J’aime la définition de l’accompagnement donnée par Maëla Paul, docteur en Sciences de l’Education de l’Université de Nantes :

  • Accompagner, c’est « se joindre à quelqu’un, pour aller où il va, en même temps que lui », et « à son rythme, à sa mesure, à sa portée ».
  • L’accompagnement se fonde sur « une base relationnelle forte (…), dans laquelle la fonction de l’accompagnant est de faciliter l’apprentissage ou un passage de l’autre. Il s’agit bien d’être avec et d’aller vers ».

J’aime aussi ce qu’en dit le psychothérapeute Thierry Janssen, dans son livre Ecouter le silence à l’intérieur :  « Accompagner ne consiste pas à emmener l’autre où l’on veut aller, mais plutôt à aller avec lui là où il peut se rendre »

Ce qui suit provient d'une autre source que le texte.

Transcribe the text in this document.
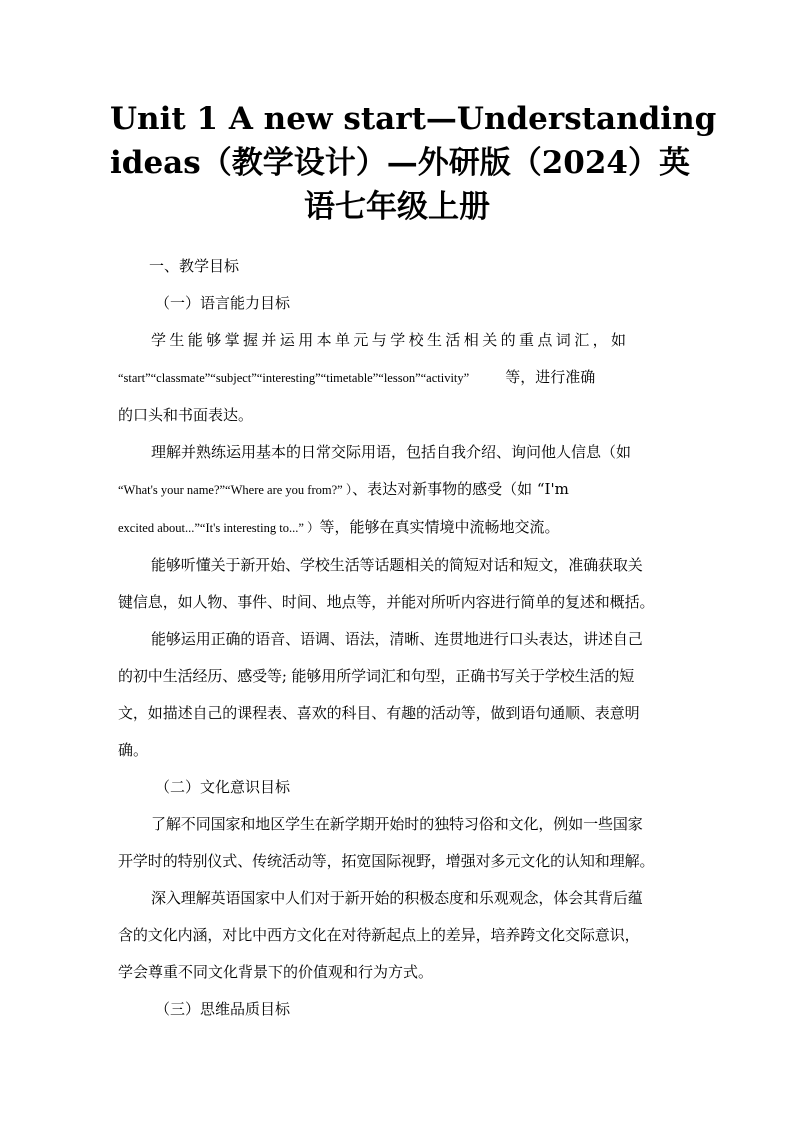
Unit 1 A new start—Understanding
ideas（教学设计）—外研版（2024）英
语七年级上册

一、教学目标

（一）语言能力目标

学生能够掌握并运用本单元与学校生活相关的重点词汇，如
“start”“classmate”“subject”“interesting”“timetable”“lesson”“activity” 等，进行准确
的口头和书面表达。

理解并熟练运用基本的日常交际用语，包括自我介绍、询问他人信息（如
“What's your name?”“Where are you from?” ）、表达对新事物的感受（如 “I'm
excited about...”“It's interesting to...” ）等，能够在真实情境中流畅地交流。

能够听懂关于新开始、学校生活等话题相关的简短对话和短文，准确获取关
键信息，如人物、事件、时间、地点等，并能对所听内容进行简单的复述和概括。

能够运用正确的语音、语调、语法，清晰、连贯地进行口头表达，讲述自己
的初中生活经历、感受等; 能够用所学词汇和句型，正确书写关于学校生活的短
文，如描述自己的课程表、喜欢的科目、有趣的活动等，做到语句通顺、表意明
确。

（二）文化意识目标

了解不同国家和地区学生在新学期开始时的独特习俗和文化，例如一些国家
开学时的特别仪式、传统活动等，拓宽国际视野，增强对多元文化的认知和理解。

深入理解英语国家中人们对于新开始的积极态度和乐观观念，体会其背后蕴
含的文化内涵，对比中西方文化在对待新起点上的差异，培养跨文化交际意识，
学会尊重不同文化背景下的价值观和行为方式。

（三）思维品质目标
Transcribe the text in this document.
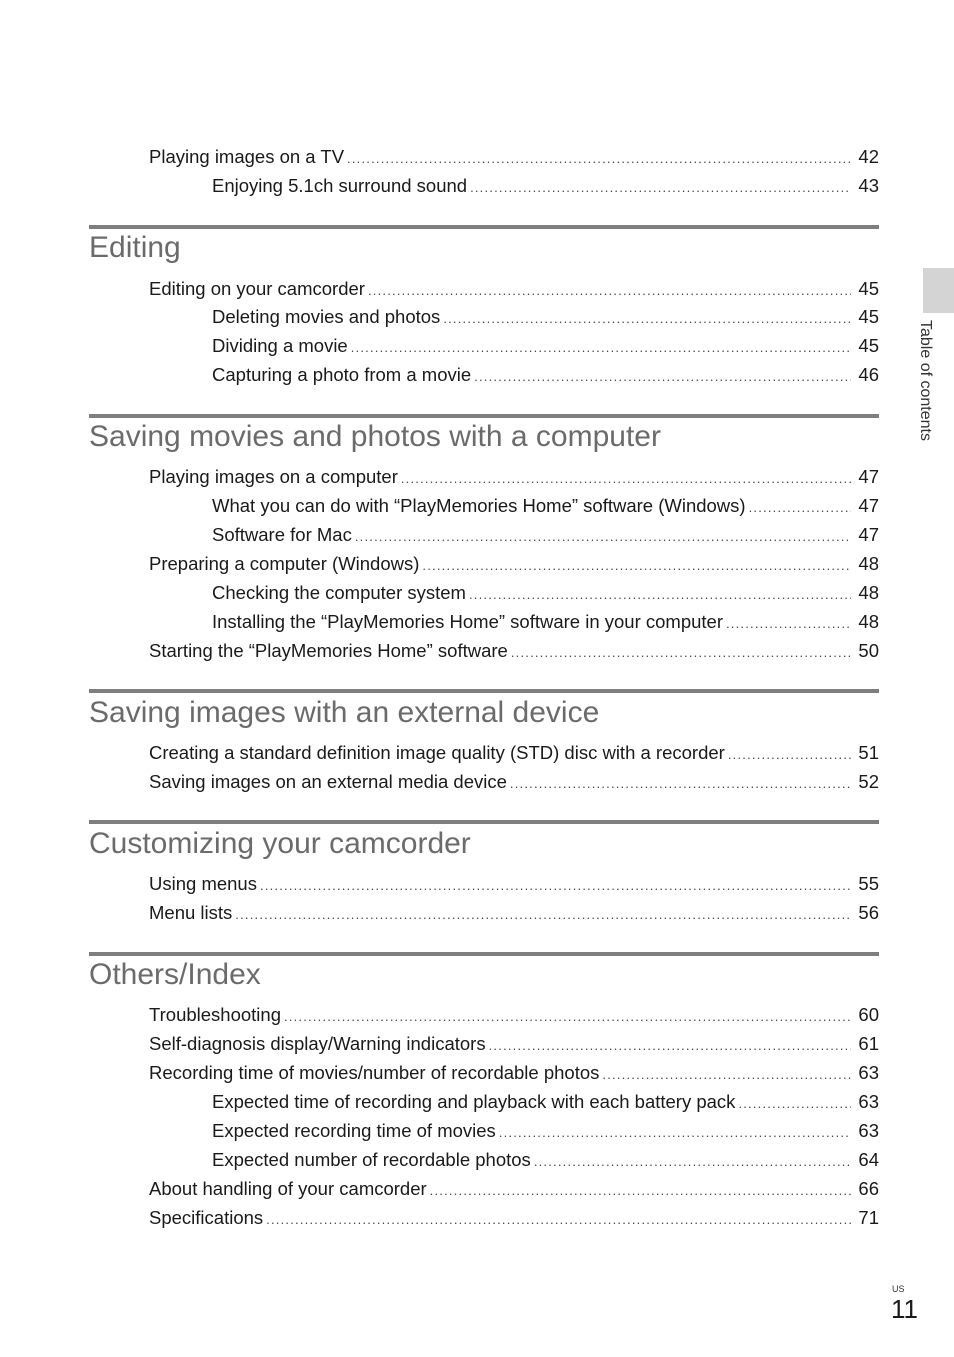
Playing images on a TV .....	42
Enjoying 5.1ch surround sound .....	43
Editing
Editing on your camcorder .....	45
Deleting movies and photos .....	45
Dividing a movie .....	45
Capturing a photo from a movie .....	46
Saving movies and photos with a computer
Playing images on a computer .....	47
What you can do with “PlayMemories Home” software (Windows) .....	47
Software for Mac .....	47
Preparing a computer (Windows) .....	48
Checking the computer system .....	48
Installing the “PlayMemories Home” software in your computer .....	48
Starting the “PlayMemories Home” software .....	50
Saving images with an external device
Creating a standard definition image quality (STD) disc with a recorder .....	51
Saving images on an external media device .....	52
Customizing your camcorder
Using menus .....	55
Menu lists .....	56
Others/Index
Troubleshooting .....	60
Self-diagnosis display/Warning indicators .....	61
Recording time of movies/number of recordable photos .....	63
Expected time of recording and playback with each battery pack .....	63
Expected recording time of movies .....	63
Expected number of recordable photos .....	64
About handling of your camcorder .....	66
Specifications .....	71
Table of contents
US
11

Selon Maëla Paul, dans la démarche d’accompagnement, il y a une double dimension de relation et de cheminement, sur la base d’une valeur importante : le partage (ce qu’on appelle « alliance » en sophrologie), au travers duquel la personne accompagnée se prend en charge, comme un élève qui pour progresser a besoin d’un enseignement. Il s’agit alors d’un « cheminement s’effectuant en même temps par lequel les deux personnes avancent « de concert, c’est-à-dire ensemble, sur la base d’accords, d’objectifs et de moyens partagés ».